“Yo soy el Señor, tu Dios, que te saqué de la tierra de Egipto, de la casa de esclavitud. No tendrás otros dioses frente a mí” (Éx 20,2). Moisés entrega a su pueblo los mandamientos que ha recibido de Dios. Pero antes de los deberes que ha de cumplir, ese mismo pueblo ha de recordar los favores con que Dios lo ha enriquecido.
En efecto, Dios ha tomado la iniciativa para liberar de Egipto a su pueblo. Pero la liberación es siempre un itinerario. Para ser libre, el pueblo ha de comportarse de acuerdo con los grandes valores morales, que tutelan por una parte la majestad de Dios y, por otra, la dignidad de la persona humana. Para eso están los mandamientos.
Al salmo responsorial (Sal 18) la asamblea responde hoy con una confesión de los discípulos de Jesús: “Señor, tú tienes palabras de vida eterna” (Jn 6,68).
San Pablo recuerda a los Corintios que ante los signos que exigen los judíos y la sabiduría que buscan los griegos, se alza el misterio de la cruz. Para los primeros, Cristo crucificado es un escándalo. Para los segundos es una necedad. Ahora bien, para los llamados a seguirle, Cristo es fuerza y sabiduría de Dios (1 Cor 1,22-25).
LA PREGUNTA
El evangelio de este tercer domingo de cuaresma nos sitúa en las vísperas de la fiesta de Pascua. Jesús llega al templo de Jerusalén y expulsa a los mercaderes que se han instalado en sus pórticos para vender bueyes, ovejas y palomas para los sacrificios. Además, se enfrenta a los que cambian el dinero profano por las monedas aceptadas para las ofrendas.
Pero la costumbre se había hecho ley. La gente había llegado a aceptar aquel mercado como un servicio al culto que se celebraba en el templo. Ya no percibían que oscurecía el sentido del culto. Los profetas habían dicho que Dios prefiere la misericordia antes que los sacrificios ofrecidos en el templo. Pero aquel mensaje había costado la vida a los profetas.

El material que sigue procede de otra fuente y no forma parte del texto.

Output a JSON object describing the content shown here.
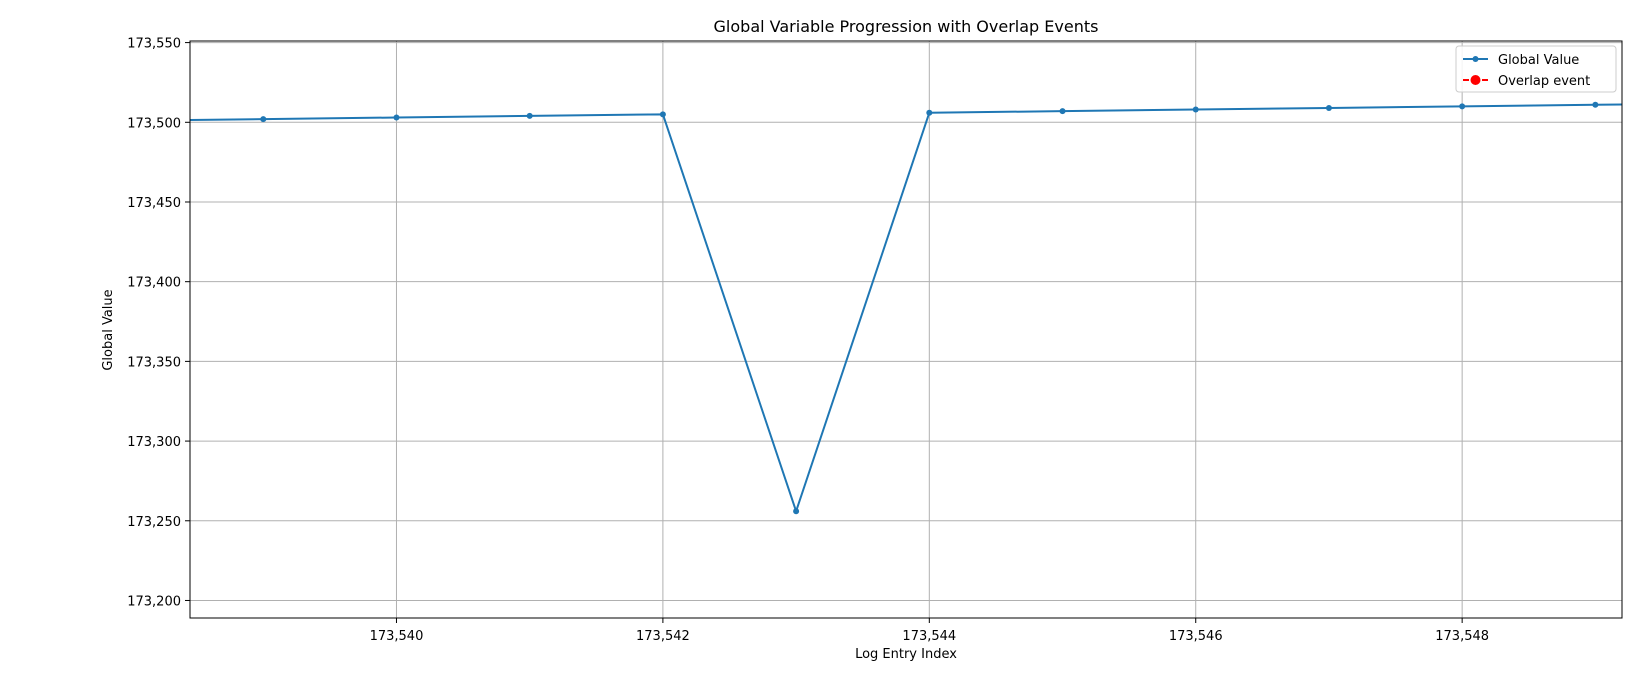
{
  "chart_data": {
    "type": "line",
    "title": "Global Variable Progression with Overlap Events",
    "xlabel": "Log Entry Index",
    "ylabel": "Global Value",
    "xlim": [
      173538.45,
      173549.2
    ],
    "ylim": [
      173189,
      173551
    ],
    "x_ticks": [
      173540,
      173542,
      173544,
      173546,
      173548
    ],
    "x_tick_labels": [
      "173,540",
      "173,542",
      "173,544",
      "173,546",
      "173,548"
    ],
    "y_ticks": [
      173200,
      173250,
      173300,
      173350,
      173400,
      173450,
      173500,
      173550
    ],
    "y_tick_labels": [
      "173,200",
      "173,250",
      "173,300",
      "173,350",
      "173,400",
      "173,450",
      "173,500",
      "173,550"
    ],
    "grid": true,
    "legend_position": "top-right",
    "series": [
      {
        "name": "Global Value",
        "color": "#1f77b4",
        "marker": "dot",
        "x": [
          173538,
          173539,
          173540,
          173541,
          173542,
          173543,
          173544,
          173545,
          173546,
          173547,
          173548,
          173549,
          173550
        ],
        "y": [
          173501,
          173502,
          173503,
          173504,
          173505,
          173256,
          173506,
          173507,
          173508,
          173509,
          173510,
          173511,
          173512
        ]
      },
      {
        "name": "Overlap event",
        "color": "#ff0000",
        "marker": "circle",
        "line_style": "dashed",
        "x": [],
        "y": []
      }
    ]
  }
}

Ahora Jesús resulta sospechoso para “los judíos” de su tiempo. De hecho, le dirigen una pregunta por su poder y exigen un signo que muestre la autoridad con la que pretende terminar con aquella costumbre. No les bastan los signos de misericordia y compasión con los que Jesús atiende a las gentes. Y no lo reconocen como el verdadero signo de Dios.
LA RESPUESTA
También hoy nos interpela el relato evangélico de la limpieza del templo de Jerusalén. Pero más nos interpela la respuesta que Jesús dirige a los que cuestionan aquella acción.
• Jesús anuncia que el verdadero templo de Dios será su propio cuerpo. A la luz de la fe, nosotros confesamos que la humanidad de Jesús era, es y será siempre el espacio en el que Dios se manifiesta a los hombres. En su humanidad los hombres podemos acercarnos verdaderamente a Dios.
• Para afirmar su autoridad, Jesús ofrecía como signo su poder para reconstruir el templo. Pero no se refería al templo de piedra, sino a su propio cuerpo. En el cuerpo de Cristo podemos descubrir a Dios. En el cuerpo de Cristo damos gloria a Dios y nos encontramos en oración con todos los creyentes.
• Cuando Jesús resucitó de entre los muertos, sus discípulos se acordaron de sus palabras y llegaron a comprender su promesa de reconstruir el templo. La resurrección de Cristo los llevó a entender que él era el Señor. Jesús era más que aquel Templo y más que la Ley recibida de Moisés.